Die Gründe für den Ausbruch von Vernichtungsgewalt liegt in einem existenziellen Bedrohungsgefühls, das nach Schuldigen sucht., um ein Ventil für die damit verbundenen Aggressionen zu schaffen.  Das galt nie für die gesamte Bevölkerung. Bildung ist ein gewisser Schutz vor solchen Primitivismen, aber kein hinreichender. Wer nicht gelernt hat, seine Triebe zu hinterfragen oder zu beherrschen, der bleibt ihnen ausgeliefert. Das Animalische ist nicht das Gute im Menschen, sondern kann zu tödlichen Aggressionen führen. In der Schuldzuweisung manifestieren sich Aggressionen gegen eine Religion oder ein Volk, das ja real niemals für eine negative Entwicklung verantwortlich ist. Wir sind alle Menschen mit denselben Veranlagungen und Problemen. Hier setzt die Bewusstseinsarbeit an, die sich über das subjektive Bewusstsein in den Bereich des überindividuellen Überbewusstseins hineinentwickelt, wenn der Mensch durch Askese seine Triebstruktur überwindet und problematisiert. Die Entwicklung der inneren Freiheit ist ein Schutz vor den Ausbrüchen von Gewalt und Zerstörung und sollte auch so früh wie möglich vermittelt werden, anstatt so zu tun, als wäre die Triebstruktur eine gesunden Verfassung. Sie ist der noch nicht ganz zu sich selbst gekommene Mensch, dem sich die Ganzheit seines Daseins in der Möglichkeit zur Vollkommenheit im göttlichen Überbewusstsein noch nicht erschlossen hat. Die Aufarbeitung von Schuld im völkerrechtlichen Sinne gelingt nicht ohne die Einsicht in die Verfassung des Menschen an sich.  Es geht nicht darum, dass der Mensch auf alle seine Triebe verzichtet, aber um sich weiß, dass er verzichten kann, ohne dass dieser Verzicht zu Hass, Aggressionen und Gewalt führt. Der erarbeitete Abstand zu sich selbst und die Selbstrelativierung ermöglichen den inneren Frieden auch in schwierigen Zeiten. Das ist erlernbar und nicht von Gnade abhängig. Wir stehen also dem Völkermord nicht ratlos gegenüber, sondern können uns in der vertikalen Verankerung tief transformieren und begegnen dem Anderen und dem Fremden über diese Orientierung im höchsten Bewusstsein als Gleiche.
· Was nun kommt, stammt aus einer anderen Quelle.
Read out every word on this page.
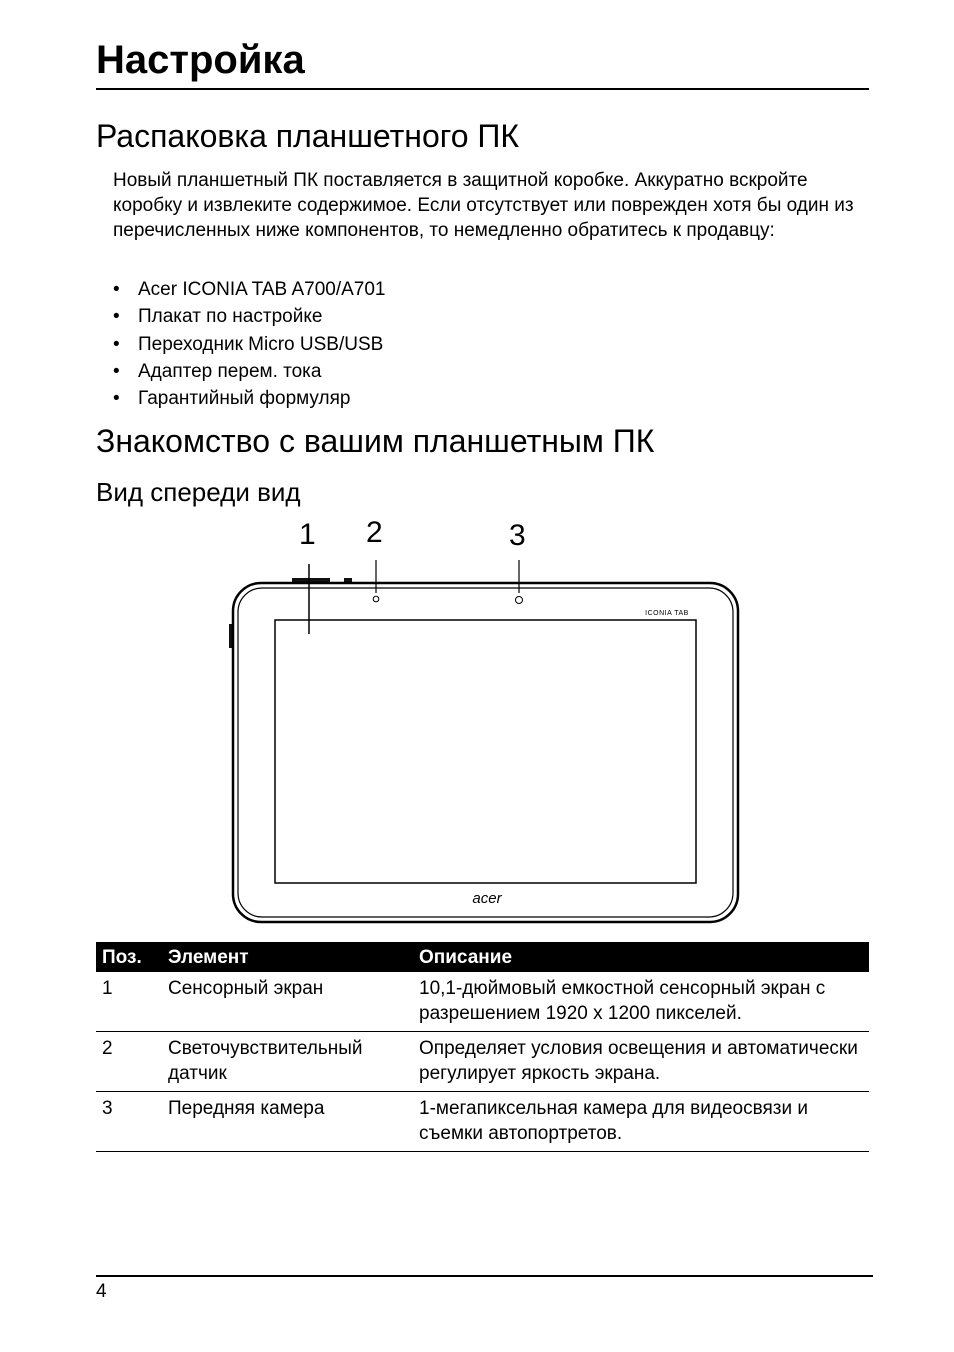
Настройка
Распаковка планшетного ПК

Новый планшетный ПК поставляется в защитной коробке. Аккуратно вскройте коробку и извлеките содержимое. Если отсутствует или поврежден хотя бы один из перечисленных ниже компонентов, то немедленно обратитесь к продавцу:

• Acer ICONIA TAB A700/A701
• Плакат по настройке
• Переходник Micro USB/USB
• Адаптер перем. тока
• Гарантийный формуляр
Знакомство с вашим планшетным ПК
Вид спереди вид
1 2	3
ICONIA TAB
acer
Поз.	Элемент	Описание
1	Сенсорный экран	10,1-дюймовый емкостной сенсорный экран с разрешением 1920 x 1200 пикселей.
2	Светочувствительный датчик	Определяет условия освещения и автоматически регулирует яркость экрана.
3	Передняя камера	1-мегапиксельная камера для видеосвязи и съемки автопортретов.
4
Wenn Thomas Hobbes den Naturzustand des Menschen als aggressiv und gewalttätig bezeichnet, dann hat er den von sich entfremdeten unbewussten Menschen im Auge, der seine vielfältigen Triebe auslebt. Sein Menschsein ist sich seiner selbst nicht bewusst geworden. Er funktioniert auf einem Niveau des labilen Gleichgewichts. Ein Staatsvertrag reicht hier nicht aus, was die Geschichte lehrt. Der Mensch ist  „gut“, solange seine Triebe befriedigt werden und sei es nur der Geltungstrieb und er sich selbst nicht reflektiert. Das Dritte Reich hat gezeigt, dass nicht Kultur und Bildung vor solchen Atavismen schützen, sondern  die kontinuierliche Arbeit an sich selbst – das Bewusstsein, dass wir menschlich scheitern, wenn wir nicht über uns selbst hinauswachsen. Die Ambivalenz besteht darin, dass kollektive Schuld anerkannt werden muss, weil ihr unbestrittene Taten zugrunde liegen, aber von willkürlichen Schuldzuweisungen Abstand genommen werden sollte, die oft genug von eigenen realen Schädigungen ablenken und ein Interesse an der Verabreichung von Schuldkomplexen signalisieren. Ethik und Psychologie liegen nicht selten im Widerstreit. Es ist auch nicht legitim, allen Menschen schlechte Absichten und Gewalttätigkeit zu unterstellen, wie es in rechtskonservativen Kreisen üblich ist, um repressive und deliberale Gesetze durchzusetzen. Auch die Ethnologie hat gezeigt, dass auch der Naturzustand in Friedenszeiten eben gut ist.